Next week sees the release of flash Eurozone PMI data on the same day that the European Central Bank's Governing Council meets to decide on monetary policy. The policy meeting and data will be eyed for insights into whether the recent deterioration in performance of the eurozone economy has persisted at the start of 2019, and whether the central bank may adjust its policy stance and guidance.
The ECB ratcheted up its hawkish rhetoric in 2018 after the economic data showed a surprisingly strong start to the year, only to see the numbers deteriorate as the year proceeded. The worsening economic trends failed to prevent the ECB going ahead with a planned ending of its quantitative easing programme in December, but with the latest PMI survey data indicating the slowest rate of eurozone business growth for over four years alongside a marked easing in price pressures, policymakers are at least starting to acknowledge increased downside risks to the economy.
The headline IHS Markit Eurozone Composite PMI® fell from 52.7 in November to 51.3 in December, its lowest since November 2014. The output index is consistent with a quarterly GDP growth rate of just 0.1% in December alone.
A PMI-based "price pressures" gauge, an inflation indicator based on input costs and supplier delivery times (the latter being indicative of capacity utilization), meanwhile fell from 60.5 to 57.9, its lowest since October 2016.
These two indicators have in the past been very useful guides to ECB policy changes (see charts). Any move above 57 for the PMI composite output index usually represents hawkish territory, while readings below 51 are more consistent with additional stimulus.
However, the rate prescription also depends heavily on price trends. In that respect, an elevated price pressure index above 60 is indicative of the ECB mulling rate hikes while a drop below 50 is dovish.
At the moment, both output and price indicators have moved firmly out of hawkish territory at 51.3 and 57.9, respectively, though are not yet fully consistent with the ECB loosening policy.

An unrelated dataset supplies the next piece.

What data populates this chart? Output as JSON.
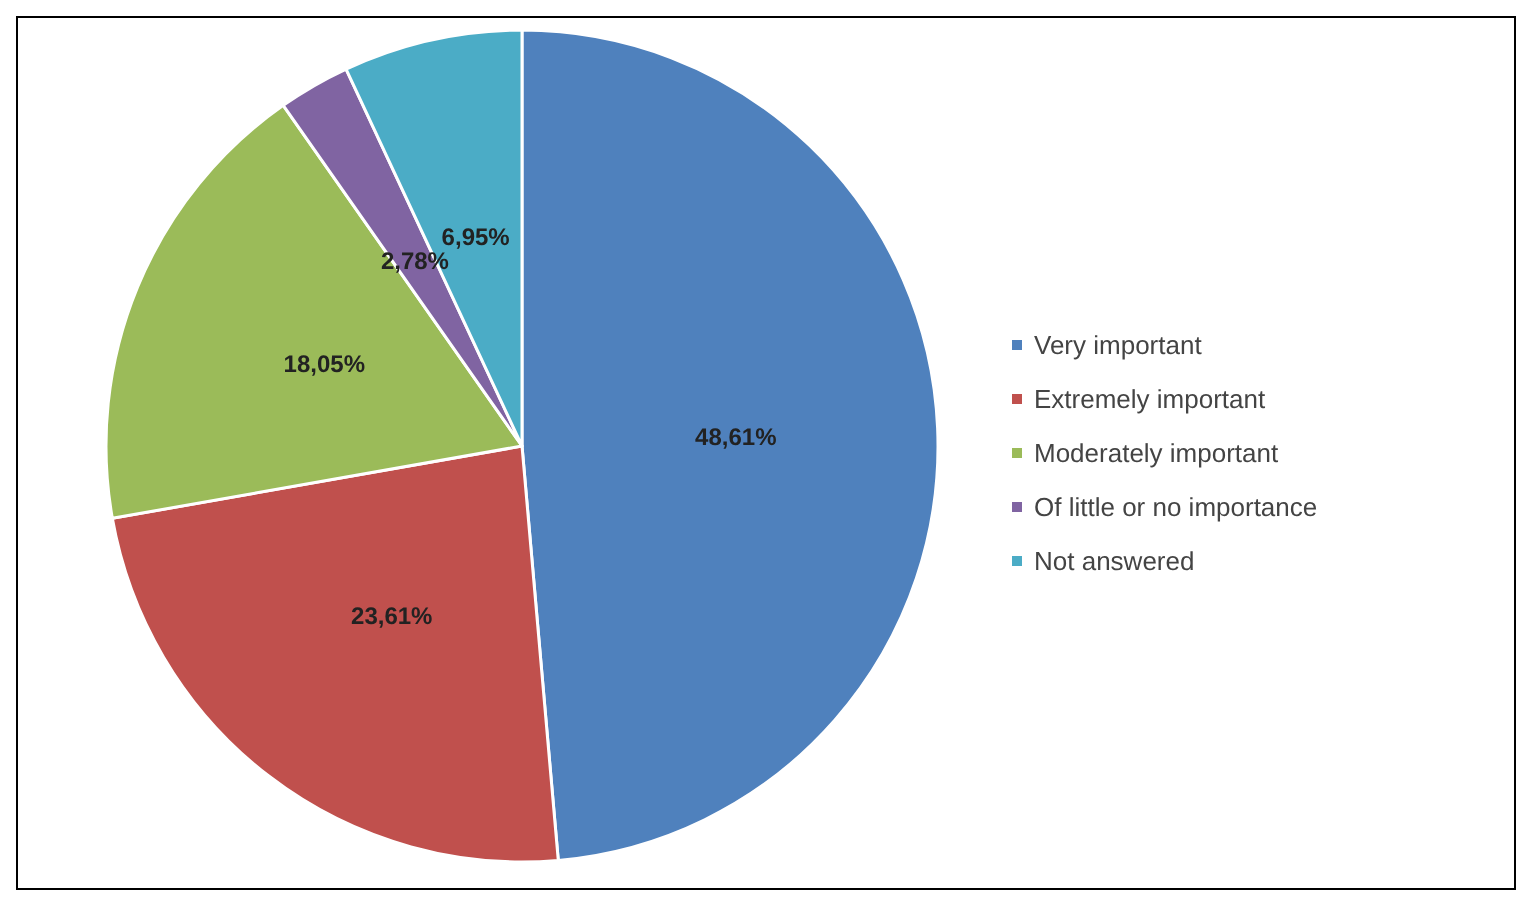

A more comprehensive statistical analysis of the relationship between PMI price and output data against historical ECB decisions confirms that the survey data have moved into territory more aligned with policy stimulus rather than tighter policy, though again the signals are not compelling.

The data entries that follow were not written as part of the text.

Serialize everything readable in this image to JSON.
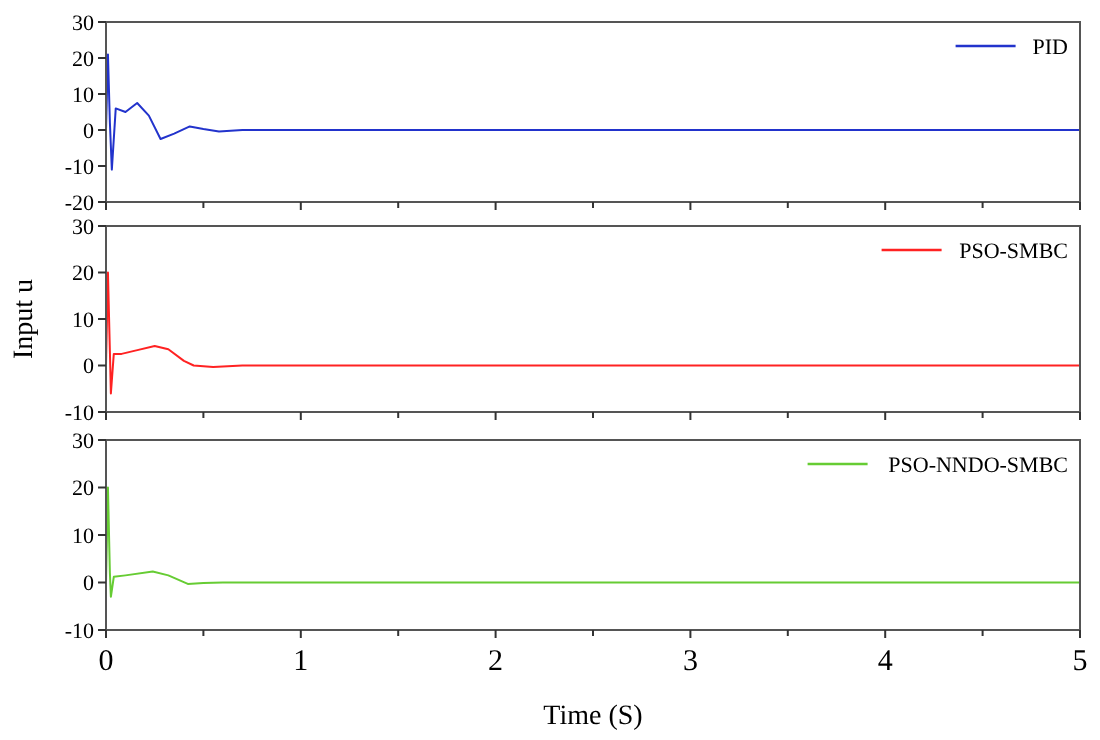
{
  "chart_data": [
    {
      "type": "line",
      "x": [
        0,
        0.01,
        0.02,
        0.03,
        0.05,
        0.1,
        0.16,
        0.22,
        0.28,
        0.35,
        0.43,
        0.5,
        0.58,
        0.7,
        1,
        2,
        3,
        4,
        5
      ],
      "series": [
        {
          "name": "PID",
          "color": "#2233cc",
          "values": [
            0,
            21,
            2,
            -11,
            6,
            5,
            7.5,
            4,
            -2.5,
            -1,
            1,
            0.3,
            -0.4,
            0,
            0,
            0,
            0,
            0,
            0
          ]
        }
      ],
      "xlim": [
        0,
        5
      ],
      "xticks": [
        0,
        {
          "value": 0.5,
          "label": null
        },
        1,
        {
          "value": 1.5,
          "label": null
        },
        2,
        {
          "value": 2.5,
          "label": null
        },
        3,
        {
          "value": 3.5,
          "label": null
        },
        4,
        {
          "value": 4.5,
          "label": null
        },
        5
      ],
      "ylim": [
        -20,
        30
      ],
      "yticks": [
        -20,
        -10,
        0,
        10,
        20,
        30
      ],
      "tick_labels": "y",
      "legend": "top right"
    },
    {
      "type": "line",
      "x": [
        0,
        0.01,
        0.02,
        0.025,
        0.04,
        0.08,
        0.15,
        0.25,
        0.32,
        0.4,
        0.45,
        0.55,
        0.7,
        1,
        2,
        3,
        4,
        5
      ],
      "series": [
        {
          "name": "PSO-SMBC",
          "color": "#ff2222",
          "values": [
            0,
            20,
            3,
            -6,
            2.5,
            2.5,
            3.2,
            4.2,
            3.5,
            1,
            0,
            -0.3,
            0,
            0,
            0,
            0,
            0,
            0
          ]
        }
      ],
      "ylabel": "Input u",
      "xlim": [
        0,
        5
      ],
      "xticks": [
        0,
        {
          "value": 0.5,
          "label": null
        },
        1,
        {
          "value": 1.5,
          "label": null
        },
        2,
        {
          "value": 2.5,
          "label": null
        },
        3,
        {
          "value": 3.5,
          "label": null
        },
        4,
        {
          "value": 4.5,
          "label": null
        },
        5
      ],
      "ylim": [
        -10,
        30
      ],
      "yticks": [
        -10,
        0,
        10,
        20,
        30
      ],
      "tick_labels": "y",
      "legend": "top right"
    },
    {
      "type": "line",
      "x": [
        0,
        0.01,
        0.02,
        0.025,
        0.04,
        0.1,
        0.24,
        0.32,
        0.42,
        0.5,
        0.6,
        1,
        2,
        3,
        4,
        5
      ],
      "series": [
        {
          "name": "PSO-NNDO-SMBC",
          "color": "#66cc33",
          "values": [
            0,
            20,
            2,
            -3,
            1.2,
            1.5,
            2.3,
            1.5,
            -0.3,
            -0.1,
            0,
            0,
            0,
            0,
            0,
            0
          ]
        }
      ],
      "xlabel": "Time (S)",
      "xlim": [
        0,
        5
      ],
      "xticks": [
        0,
        {
          "value": 0.5,
          "label": null
        },
        1,
        {
          "value": 1.5,
          "label": null
        },
        2,
        {
          "value": 2.5,
          "label": null
        },
        3,
        {
          "value": 3.5,
          "label": null
        },
        4,
        {
          "value": 4.5,
          "label": null
        },
        5
      ],
      "ylim": [
        -10,
        30
      ],
      "yticks": [
        -10,
        0,
        10,
        20,
        30
      ],
      "legend": "top right"
    }
  ]
}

The model we have developed sends an 8% probability of a rate cut against just a 1% probability of tighter policy. Albeit low at face value, the resulting net implied probability of a rate cut is currently the highest since May 2016, which was just after the ECB cut rates to 0% in March 2016.
Given the deteriorating data flow, ECB head Mario Draghi has at least now acknowledged that the balance of risks to growth has moved to the downside. "It's a slowdown, which is not heading towards a recession, but it could be longer than expected", Draghi remarked in a speech on 15th January.
The central bank also recently downgraded growth projections for both 2018 and 2019, albeit still expecting to see a 1.7% expansion in 2019 after 1.9% growth in 2018. Such a view may soon seem optimistic unless the data pull higher at the start of 2019. IHS Markit is currently forecasting GDP growth of just 1.4% in 2019. In that respect, January's PMI data will therefore provide the first piece of the puzzle in the picture for the economy in 2019.